Once I was “in”, I was exposed to a Honduran interpretation of homosexuality. The class lines outside the bar were not left at the door; even the gay bars had separate sections you could pay extra to sit in, usually with white leather couches. I made some friends, but I noticed that the more upper-class the homosexual, the more elaborate their closet scheme. The affluent and well educated liked the status quo just as it was; some even had girlfriends or wives that knew they were gay. He paid the bills, she would say nothing. Usually only the poor were “out” in Honduras (or being out cost them). When I came out to my gay Honduran friends as out in the states, that all of my family and friends back home knew I was gay and didn’t care, they gave me a look as if I were the source of some noisome odor, and then shrugged and explained it away with “it’s different in The States.” This is why I would have lost all my gay friends had I come out in my site; from the Honduran point of view, the closet begets shame, which in turn begets tact: nothing is more dangerous to the closeted Honduran homosexual than an openly gay friend. I also found that sexuality in Honduras is defined more by sexual role than by the object of one’s affection. Men were either “hombre” (man/top) or gay (bottom). Bisexual was a confusing term for many, and to some it was thought to be a man who topped only with men.

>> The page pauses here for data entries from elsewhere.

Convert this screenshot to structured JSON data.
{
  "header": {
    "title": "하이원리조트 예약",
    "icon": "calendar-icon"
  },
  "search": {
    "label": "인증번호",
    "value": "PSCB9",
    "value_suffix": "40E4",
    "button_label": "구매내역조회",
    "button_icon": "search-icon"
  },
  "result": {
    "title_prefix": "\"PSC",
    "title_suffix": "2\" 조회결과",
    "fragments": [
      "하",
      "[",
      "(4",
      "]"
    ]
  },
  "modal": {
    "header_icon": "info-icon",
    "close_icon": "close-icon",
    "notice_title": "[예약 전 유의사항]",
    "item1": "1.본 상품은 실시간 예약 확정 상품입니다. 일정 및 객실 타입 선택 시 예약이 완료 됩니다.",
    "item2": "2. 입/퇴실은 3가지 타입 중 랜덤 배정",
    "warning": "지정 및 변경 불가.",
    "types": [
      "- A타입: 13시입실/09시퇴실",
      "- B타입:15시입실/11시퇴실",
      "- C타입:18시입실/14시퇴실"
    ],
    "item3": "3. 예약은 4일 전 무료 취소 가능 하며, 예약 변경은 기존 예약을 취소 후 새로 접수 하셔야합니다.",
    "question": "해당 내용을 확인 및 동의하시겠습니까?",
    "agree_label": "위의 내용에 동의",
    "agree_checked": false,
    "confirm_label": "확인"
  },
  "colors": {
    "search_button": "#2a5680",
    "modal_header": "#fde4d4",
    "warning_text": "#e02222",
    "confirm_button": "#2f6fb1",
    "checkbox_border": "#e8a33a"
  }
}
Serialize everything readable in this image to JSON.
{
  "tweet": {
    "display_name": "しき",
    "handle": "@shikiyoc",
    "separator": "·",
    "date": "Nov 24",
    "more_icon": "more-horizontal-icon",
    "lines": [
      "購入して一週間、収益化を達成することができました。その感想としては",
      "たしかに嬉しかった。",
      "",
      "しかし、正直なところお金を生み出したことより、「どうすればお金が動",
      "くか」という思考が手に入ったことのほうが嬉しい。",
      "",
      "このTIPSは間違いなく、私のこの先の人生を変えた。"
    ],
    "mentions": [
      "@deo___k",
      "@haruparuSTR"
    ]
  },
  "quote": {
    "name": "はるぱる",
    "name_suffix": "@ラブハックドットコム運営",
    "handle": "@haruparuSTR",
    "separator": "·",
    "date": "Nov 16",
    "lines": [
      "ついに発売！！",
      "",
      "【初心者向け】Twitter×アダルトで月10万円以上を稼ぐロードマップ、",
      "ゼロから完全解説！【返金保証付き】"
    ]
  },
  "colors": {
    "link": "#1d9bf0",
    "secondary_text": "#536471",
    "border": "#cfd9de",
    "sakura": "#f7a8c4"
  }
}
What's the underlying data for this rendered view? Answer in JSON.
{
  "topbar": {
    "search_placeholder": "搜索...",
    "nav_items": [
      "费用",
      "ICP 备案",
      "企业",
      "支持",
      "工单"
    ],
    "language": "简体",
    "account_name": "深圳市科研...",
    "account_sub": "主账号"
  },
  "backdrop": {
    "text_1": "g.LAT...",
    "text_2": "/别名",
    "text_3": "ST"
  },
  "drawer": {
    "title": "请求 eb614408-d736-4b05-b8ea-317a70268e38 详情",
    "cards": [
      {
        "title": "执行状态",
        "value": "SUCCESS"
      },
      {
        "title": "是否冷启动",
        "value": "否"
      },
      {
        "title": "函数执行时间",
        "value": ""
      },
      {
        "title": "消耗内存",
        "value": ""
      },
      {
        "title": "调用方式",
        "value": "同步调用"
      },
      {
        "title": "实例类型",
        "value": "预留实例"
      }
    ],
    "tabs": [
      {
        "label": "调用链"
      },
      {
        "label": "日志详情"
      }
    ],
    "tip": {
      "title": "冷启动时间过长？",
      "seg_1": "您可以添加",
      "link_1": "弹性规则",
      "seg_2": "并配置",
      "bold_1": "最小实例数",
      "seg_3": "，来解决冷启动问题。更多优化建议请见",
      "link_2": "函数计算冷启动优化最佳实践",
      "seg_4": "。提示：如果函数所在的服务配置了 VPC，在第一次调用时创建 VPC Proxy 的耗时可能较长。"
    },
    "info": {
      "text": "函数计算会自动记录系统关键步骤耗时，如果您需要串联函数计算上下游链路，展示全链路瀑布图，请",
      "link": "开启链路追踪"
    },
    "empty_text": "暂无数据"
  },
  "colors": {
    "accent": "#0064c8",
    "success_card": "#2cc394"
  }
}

I ultimately felt that the full acceptance of both the closeted lifestyle and nondisclosure by gay Hondurans were the worst threats to the safety of a gay Peace Corps volunteer, more so than the threat of violence. Many of my more closeted local gay friends had never had HIV tests, as they seemed to associate HIV with poverty. They were perfectly happy in the closet; I often wondered if it was a power trip to control how much others knew about them. They all said it wouldn’t matter if they were HIV+, as they would never tell anyone anyway. Also, it was as if the more they passed or lived as heterosexuals, the more exhilarating, the more risky, it was to “be bad” by being gay. Many people liked that they could escape their ascetic, public lifestyles into a world of incalculable risk and possibility. My advice is for anywhere in the world: hold on to your drinks and USE A CONDOM.

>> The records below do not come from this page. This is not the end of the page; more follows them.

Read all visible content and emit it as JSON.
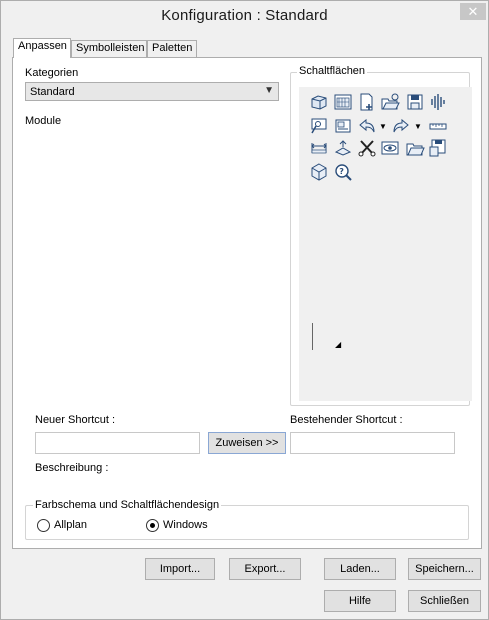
{
  "window": {
    "title": "Konfiguration :  Standard",
    "close_icon": "close-icon"
  },
  "tabs": [
    {
      "label": "Anpassen",
      "active": true
    },
    {
      "label": "Symbolleisten",
      "active": false
    },
    {
      "label": "Paletten",
      "active": false
    }
  ],
  "kategorien": {
    "label": "Kategorien",
    "selected": "Standard"
  },
  "module_label": "Module",
  "schaltflaechen": {
    "title": "Schaltflächen",
    "icons": [
      "cube-3d-icon",
      "grid-view-icon",
      "new-document-icon",
      "open-folder-icon",
      "save-disk-icon",
      "sound-wave-icon",
      "search-tool-icon",
      "image-frame-icon",
      "undo-icon",
      "redo-icon",
      "ruler-icon",
      "dimension-icon",
      "scale-icon",
      "scissors-icon",
      "eye-icon",
      "folder-open-icon",
      "save-as-icon",
      "cube-icon",
      "help-search-icon"
    ]
  },
  "shortcut": {
    "neuer_label": "Neuer Shortcut :",
    "neuer_value": "",
    "zuweisen_label": "Zuweisen >>",
    "bestehender_label": "Bestehender Shortcut :",
    "bestehender_value": "",
    "beschreibung_label": "Beschreibung :"
  },
  "design": {
    "title": "Farbschema und Schaltflächendesign",
    "options": [
      {
        "label": "Allplan",
        "selected": false
      },
      {
        "label": "Windows",
        "selected": true
      }
    ]
  },
  "buttons": {
    "import": "Import...",
    "export": "Export...",
    "laden": "Laden...",
    "speichern": "Speichern...",
    "hilfe": "Hilfe",
    "schliessen": "Schließen"
  }
}
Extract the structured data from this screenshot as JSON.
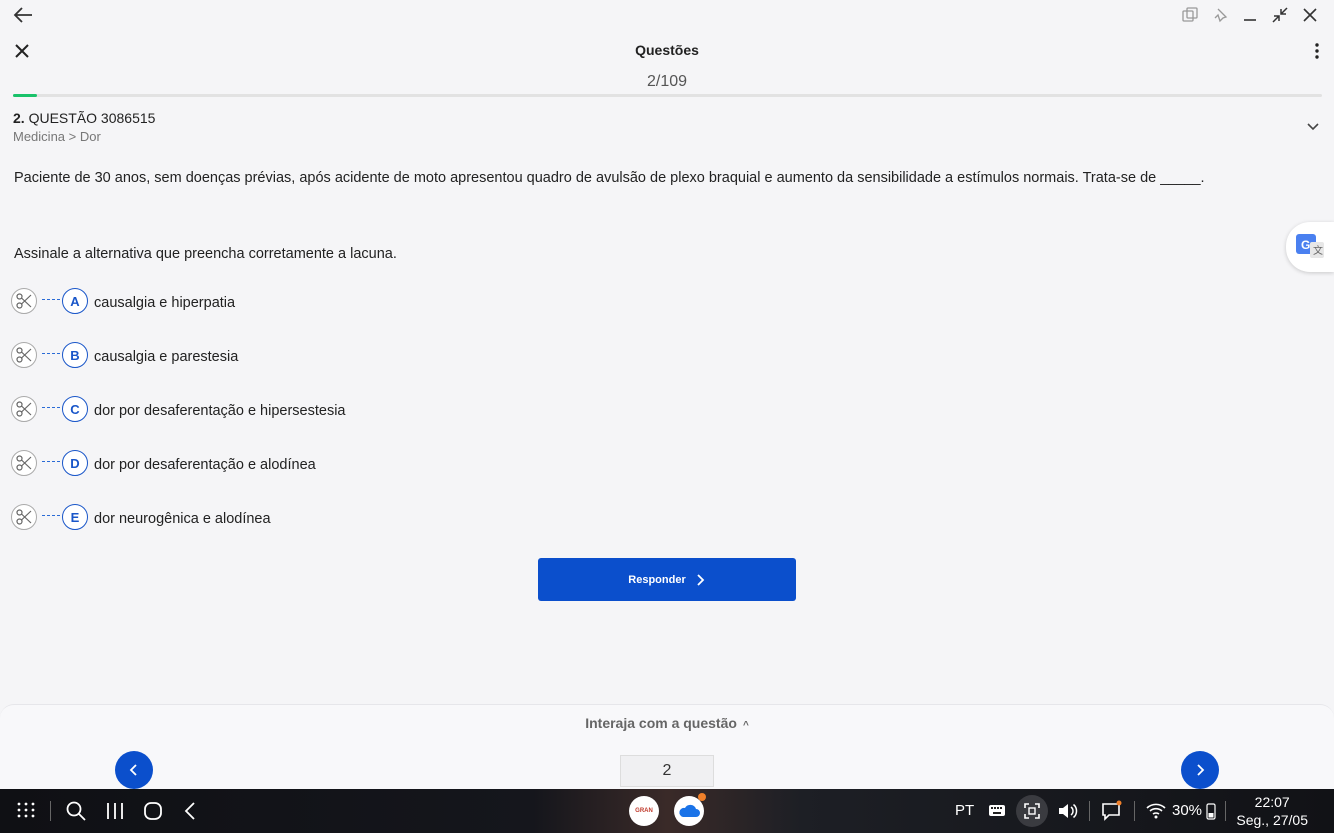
{
  "app": {
    "title": "Questões",
    "counter": "2/109",
    "progress_fraction": 0.018
  },
  "question": {
    "number_prefix": "2.",
    "number_label": "QUESTÃO 3086515",
    "breadcrumb": "Medicina > Dor",
    "statement": "Paciente de 30 anos, sem doenças prévias, após acidente de moto apresentou quadro de avulsão de plexo braquial e aumento da sensibilidade a estímulos normais. Trata-se de _____.",
    "instruction": "Assinale a alternativa que preencha corretamente a lacuna.",
    "options": [
      {
        "letter": "A",
        "text": "causalgia e hiperpatia"
      },
      {
        "letter": "B",
        "text": "causalgia e parestesia"
      },
      {
        "letter": "C",
        "text": "dor por desaferentação e hipersestesia"
      },
      {
        "letter": "D",
        "text": "dor por desaferentação e alodínea"
      },
      {
        "letter": "E",
        "text": "dor neurogênica e alodínea"
      }
    ]
  },
  "actions": {
    "respond_label": "Responder"
  },
  "footer": {
    "interact_label": "Interaja com a questão",
    "page_value": "2"
  },
  "taskbar": {
    "language": "PT",
    "battery": "30%",
    "time": "22:07",
    "date": "Seg., 27/05",
    "gran_app_label": "GRAN"
  },
  "colors": {
    "accent": "#0b4fcc",
    "progress": "#19c26a"
  }
}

I wish I had some information to offer my sapphic sisters, but I do not. I met three gay women in three years in Honduras, and never had the opportunity to grow close. I’d hear men glorify lesbianism in theory. I’d also hear stories of brutal violence against queer women as punishment for their sexual betrayal. One thing seemed clear: a schism exists within Honduran sexuality, an iron curtain between man and woman. Heterosexual men (I respect their self-identification) discuss their wives unabashedly with their male friends, and even their gay cicisbei (lovers). These libertine men felt no scruples from cheating, and had no fear of disclosing with fellows, as they knew a man would never tell a woman. With that in mind, I in all honesty believe only a woman could attempt a sound exploration of female sexuality in Honduras.
There are plenty of reasons to have reservations about serving as an LGBT Peace Corps volunteer, but we must remember that life’s about taking calculated risks, and that exploration itself is a risky behavior. Making lifelong connections in my assigned community, the Honduran LGBT community, even the LGBT Peace Corps community made serving worth the risks.